Source code for mmagic.datasets.transforms.loading

# Copyright (c) OpenMMLab. All rights reserved.
import os.path as osp
from typing import List, Optional, Tuple

import mmcv
import numpy as np
from mmcv.transforms import BaseTransform
from mmengine.fileio import get_file_backend, list_from_file

from mmagic.registry import TRANSFORMS
from mmagic.utils import (bbox2mask, brush_stroke_mask, get_irregular_mask,
                          random_bbox)


@TRANSFORMS.register_module()
[docs]class LoadImageFromFile(BaseTransform):
    """Load a single image or image frames from corresponding paths. Required
    Keys:
    - [Key]_path

    New Keys:
    - [KEY]
    - ori_[KEY]_shape
    - ori_[KEY]

    Args:
        key (str): Keys in results to find corresponding path.
        color_type (str): The flag argument for :func:``mmcv.imfrombytes``.
            Defaults to 'color'.
        channel_order (str): Order of channel, candidates are 'bgr' and 'rgb'.
            Default: 'bgr'.
        imdecode_backend (str): The image decoding backend type. The backend
            argument for :func:``mmcv.imfrombytes``.
            See :func:``mmcv.imfrombytes`` for details.
            candidates are 'cv2', 'turbojpeg', 'pillow', and 'tifffile'.
            Defaults to None.
        use_cache (bool): If True, load all images at once. Default: False.
        to_float32 (bool): Whether to convert the loaded image to a float32
            numpy array. If set to False, the loaded image is an uint8 array.
            Defaults to False.
        to_y_channel (bool): Whether to convert the loaded image to y channel.
            Only support 'rgb2ycbcr' and 'rgb2ycbcr'
            Defaults to False.
        backend_args (dict, optional): Arguments to instantiate the prefix of
            uri corresponding backend. Defaults to None.
    """

    def __init__(
        self,
        key: str,
        color_type: str = 'color',
        channel_order: str = 'bgr',
        imdecode_backend: Optional[str] = None,
        use_cache: bool = False,
        to_float32: bool = False,
        to_y_channel: bool = False,
        save_original_img: bool = False,
        backend_args: Optional[dict] = None,
    ) -> None:

        self.key = key
        self.color_type = color_type
        self.channel_order = channel_order
        self.imdecode_backend = imdecode_backend
        self.save_original_img = save_original_img

        if backend_args is None:
            # lasy init at loading
            self.backend_args = None
            self.file_backend = None
        else:
            self.backend_args = backend_args.copy()
            self.file_backend = get_file_backend(backend_args=backend_args)

        # cache
        self.use_cache = use_cache
        self.cache = dict()

        # convert
        self.to_float32 = to_float32
        self.to_y_channel = to_y_channel

[docs]    def transform(self, results: dict) -> dict:
        """Functions to load image or frames.

        Args:
            results (dict): Result dict from :obj:``mmcv.BaseDataset``.
        Returns:
            dict: The dict contains loaded image and meta information.
        """

        filenames = results[f'{self.key}_path']

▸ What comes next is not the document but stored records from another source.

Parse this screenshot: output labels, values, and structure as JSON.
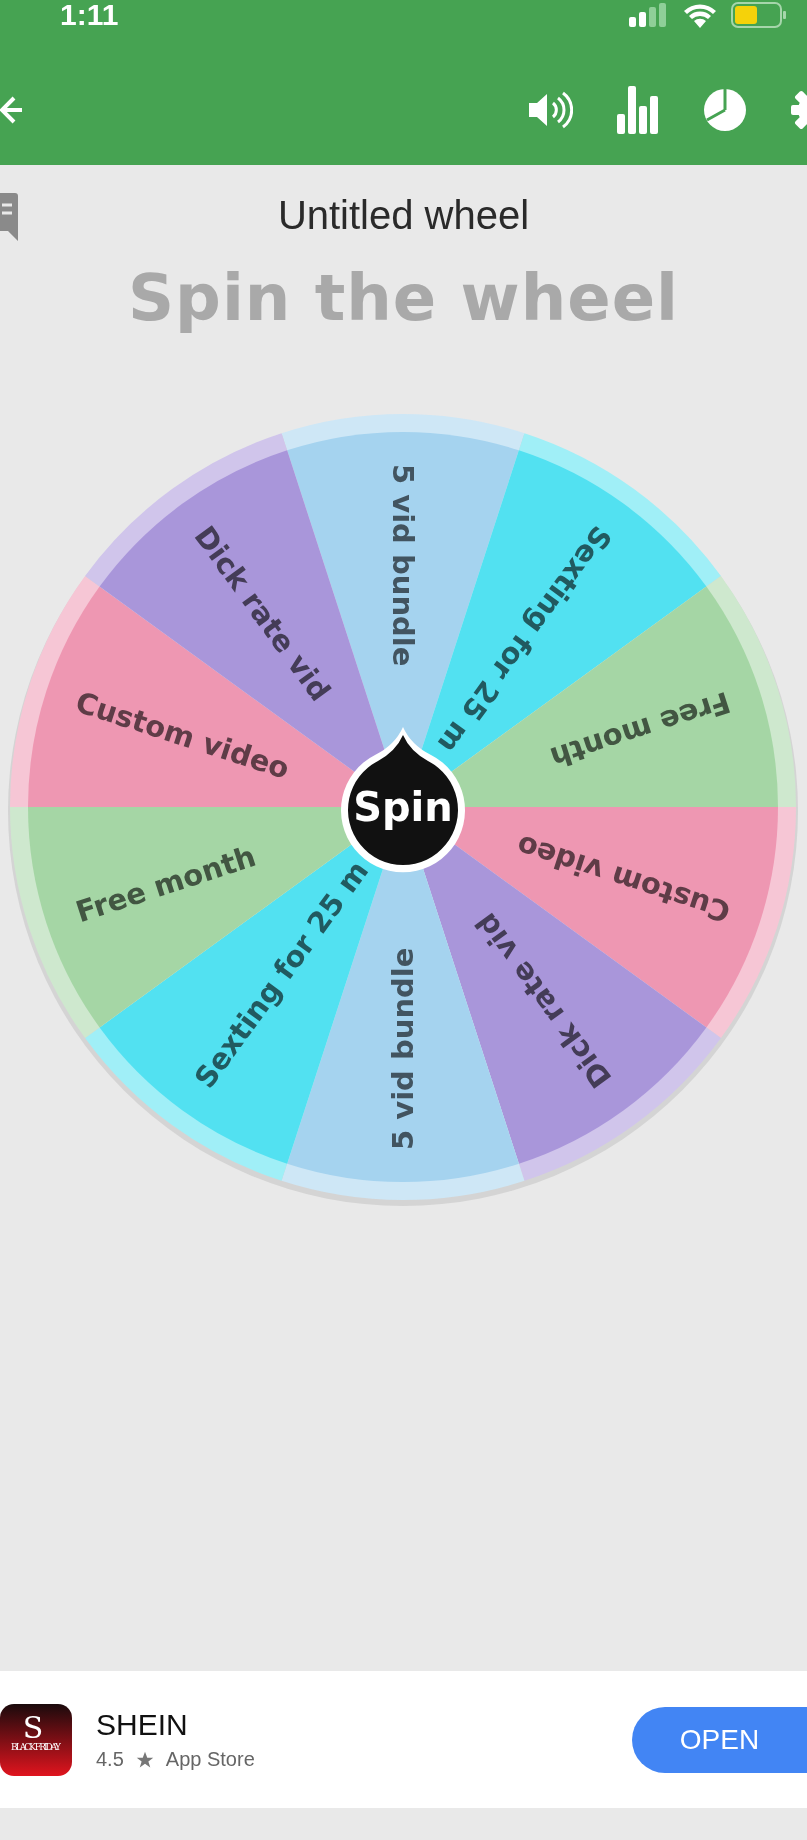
{
  "status_bar": {
    "time": "1:11"
  },
  "title": "Untitled wheel",
  "heading": "Spin the wheel",
  "wheel": {
    "segments": [
      {
        "label": "5 vid bundle",
        "color": "#a5d3ef"
      },
      {
        "label": "Sexting for 25 m",
        "color": "#52e1f1"
      },
      {
        "label": "Free month",
        "color": "#a5d6a5"
      },
      {
        "label": "Custom video",
        "color": "#ee97b2"
      },
      {
        "label": "Dick rate vid",
        "color": "#a996da"
      },
      {
        "label": "5 vid bundle",
        "color": "#a5d3ef"
      },
      {
        "label": "Sexting for 25 m",
        "color": "#52e1f1"
      },
      {
        "label": "Free month",
        "color": "#a5d6a5"
      },
      {
        "label": "Custom video",
        "color": "#ee97b2"
      },
      {
        "label": "Dick rate vid",
        "color": "#a996da"
      }
    ],
    "spin_button": "Spin"
  },
  "ad": {
    "icon_letter": "S",
    "icon_caption": "BLACK FRIDAY",
    "name": "SHEIN",
    "rating": "4.5",
    "store": "App Store",
    "button": "OPEN"
  }
}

        if not isinstance(filenames, (List, Tuple)):
            filenames = [str(filenames)]
            is_frames = False
        else:
            filenames = [str(v) for v in filenames]
            is_frames = True

        images = []
        shapes = []
        if self.save_original_img:
            ori_imgs = []

        for filename in filenames:
            img = self._load_image(filename)
            img = self._convert(img)
            images.append(img)
            shapes.append(img.shape)
            if self.save_original_img:
                ori_imgs.append(img.copy())

        if not is_frames:
            images = images[0]
            shapes = shapes[0]
            if self.save_original_img:
                ori_imgs = ori_imgs[0]

        results[self.key] = images
        results[f'ori_{self.key}_shape'] = shapes
        results[f'{self.key}_channel_order'] = self.channel_order
        results[f'{self.key}_color_type'] = self.color_type
        if self.save_original_img:
            results[f'ori_{self.key}'] = ori_imgs

        return results

[docs]    def _load_image(self, filename):
        """Load an image from file.

        Args:
            filename (str): Path of image file.
        Returns:
            np.ndarray: Image.
        """
        if self.file_backend is None:
            self.file_backend = get_file_backend(
                uri=filename, backend_args=self.backend_args)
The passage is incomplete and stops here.